Uptake of P. aeruginosa by D. discoideum. D. discoideum cells were placed in tissue culture wells at 10⁶ cells/ml. Cells were infected with bacteria at a multiplicity of infection of approximately 100:1. Cultures were incubated at 22°C for 30 min, at which time gentamicin was added to kill all extracellular bacteria. Amoebae were collected at indicated time points, lysed, and plated on nutrient agar plates to determine the colony-forming units (cfu) in these lysates. Data represent the means of duplicate experiments, and the number of internalized bacteria per well is expressed as cfu/ml +/− SDⁿ⁻¹.

Figure 4

D. discoideum forms plaques in thin lawns of P. aeruginosa PA14. D. discoideum cells (AX3) were plated with P. aeruginosa strains PA14 (wild type) and PA14 mutants 8C12 and 12A1 (ΔlasR) on nutrient agar plates with decreasing nutrient content. Agar plates contained 1/25 (SM/25), 1/50 (SM/50), and 1/100 (SM/100) of the nutrient content in SM plates. After 4 days at 22°C, D. discoideum formed plaques in lawns of 12A1 on SM/25 and plates with lower nutrient content, 8C12 and PA14 allowed plaque formation only on SM/100 plates.

Figure 5

Complementation of the exoU mutation restores virulence. D. discoideum cells (AX3) were plated with different bacterial associates on nutrient agar plates (SM/5) at a density of approximately 40 amoebae/plate. Emerging D. discoideum plaques on each plate were scored after 5 days. Virulence is expressed as the average number of emerging plaques per plate, and error bars represent the standard deviation of five replicates. The virulence of PA103, as well as isogenic mutants PA103∷pscJ (ΔpscJ), PA103∷exoU (ΔexoU), PA103∷exoU+pLAFRSKI (ΔexoU with plasmid control pLAFRSKI), and PA103∷exoU+pAH807 [ΔexoU with plasmid pAH807 (exoU+/spcU+)] was tested in this assay.

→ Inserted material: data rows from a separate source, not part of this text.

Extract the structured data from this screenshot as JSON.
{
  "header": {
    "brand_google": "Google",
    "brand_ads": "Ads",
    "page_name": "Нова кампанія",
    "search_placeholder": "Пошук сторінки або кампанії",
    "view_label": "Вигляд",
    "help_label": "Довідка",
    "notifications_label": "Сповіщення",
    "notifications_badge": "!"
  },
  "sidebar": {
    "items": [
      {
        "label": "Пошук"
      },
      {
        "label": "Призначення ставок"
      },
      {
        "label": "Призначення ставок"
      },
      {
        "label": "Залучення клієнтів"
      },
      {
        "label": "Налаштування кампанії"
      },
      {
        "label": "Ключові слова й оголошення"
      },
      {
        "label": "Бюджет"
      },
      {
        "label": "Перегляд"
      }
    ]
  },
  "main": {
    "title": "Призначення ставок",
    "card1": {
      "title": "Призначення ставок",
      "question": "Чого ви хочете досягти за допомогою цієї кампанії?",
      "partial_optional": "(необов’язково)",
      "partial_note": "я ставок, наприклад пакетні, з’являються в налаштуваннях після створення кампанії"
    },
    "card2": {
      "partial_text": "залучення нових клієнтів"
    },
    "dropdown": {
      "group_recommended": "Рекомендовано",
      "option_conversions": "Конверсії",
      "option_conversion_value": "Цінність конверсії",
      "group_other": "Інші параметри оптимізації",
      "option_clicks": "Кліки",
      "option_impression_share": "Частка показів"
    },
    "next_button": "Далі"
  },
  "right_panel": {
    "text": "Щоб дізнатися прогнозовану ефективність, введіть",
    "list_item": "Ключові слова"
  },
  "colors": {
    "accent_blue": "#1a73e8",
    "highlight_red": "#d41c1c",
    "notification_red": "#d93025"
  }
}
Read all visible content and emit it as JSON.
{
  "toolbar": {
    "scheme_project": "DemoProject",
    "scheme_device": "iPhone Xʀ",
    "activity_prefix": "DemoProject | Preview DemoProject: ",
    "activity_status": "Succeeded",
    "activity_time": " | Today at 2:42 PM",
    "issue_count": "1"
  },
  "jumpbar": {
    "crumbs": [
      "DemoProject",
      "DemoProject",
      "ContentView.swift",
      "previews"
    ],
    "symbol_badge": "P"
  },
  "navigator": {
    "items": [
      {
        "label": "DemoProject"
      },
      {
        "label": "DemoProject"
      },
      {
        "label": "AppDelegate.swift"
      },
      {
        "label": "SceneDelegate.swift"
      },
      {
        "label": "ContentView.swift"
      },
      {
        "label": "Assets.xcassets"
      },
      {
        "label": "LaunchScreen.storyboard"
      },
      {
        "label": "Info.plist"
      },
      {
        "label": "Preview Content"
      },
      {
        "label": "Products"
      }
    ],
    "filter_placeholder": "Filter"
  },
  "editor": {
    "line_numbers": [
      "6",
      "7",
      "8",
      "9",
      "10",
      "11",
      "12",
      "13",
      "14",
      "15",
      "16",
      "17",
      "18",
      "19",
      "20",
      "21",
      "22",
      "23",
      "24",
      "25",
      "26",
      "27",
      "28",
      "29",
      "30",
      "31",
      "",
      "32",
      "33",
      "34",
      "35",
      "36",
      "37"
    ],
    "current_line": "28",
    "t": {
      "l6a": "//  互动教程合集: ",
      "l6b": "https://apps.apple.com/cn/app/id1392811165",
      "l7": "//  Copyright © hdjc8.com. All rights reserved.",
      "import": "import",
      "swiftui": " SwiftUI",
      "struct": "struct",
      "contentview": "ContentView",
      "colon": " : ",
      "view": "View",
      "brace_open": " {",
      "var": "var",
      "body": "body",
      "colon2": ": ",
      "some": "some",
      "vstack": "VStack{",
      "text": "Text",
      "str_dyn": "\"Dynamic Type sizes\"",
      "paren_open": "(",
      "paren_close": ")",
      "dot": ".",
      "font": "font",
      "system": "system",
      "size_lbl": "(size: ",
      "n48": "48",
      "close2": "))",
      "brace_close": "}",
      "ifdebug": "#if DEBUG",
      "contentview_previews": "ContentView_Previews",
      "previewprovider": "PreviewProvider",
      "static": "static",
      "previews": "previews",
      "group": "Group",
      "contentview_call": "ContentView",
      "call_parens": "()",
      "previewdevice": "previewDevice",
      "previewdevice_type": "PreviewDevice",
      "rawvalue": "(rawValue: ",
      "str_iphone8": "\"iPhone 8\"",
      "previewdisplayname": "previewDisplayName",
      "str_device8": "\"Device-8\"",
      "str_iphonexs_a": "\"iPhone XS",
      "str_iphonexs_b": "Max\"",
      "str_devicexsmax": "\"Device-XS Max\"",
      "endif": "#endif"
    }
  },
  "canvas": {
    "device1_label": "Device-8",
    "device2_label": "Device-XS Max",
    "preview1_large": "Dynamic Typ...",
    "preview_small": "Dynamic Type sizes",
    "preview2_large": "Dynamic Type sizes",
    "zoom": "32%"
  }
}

As a reference for plating efficiency, AX3 was also cultured with K. aerogenes.

Figure 6

Expression of ExoU in P. aeruginosa PA103 prohibits plaque formation by D. discoideum. D. discoideum cells (AX3) were plated on SM/5 with P. aeruginosa strains PA103 (A), PA103∷exoU (ΔexoU) (B), and PA103∷exoU + pAH807 (ΔexoU with plasmid pAH807 [exoU⁺/spcU⁺]) (C) at a density of ≈100 D. discoideum cells/plate. Plaques were scored after 4 days of incubation at 22°C.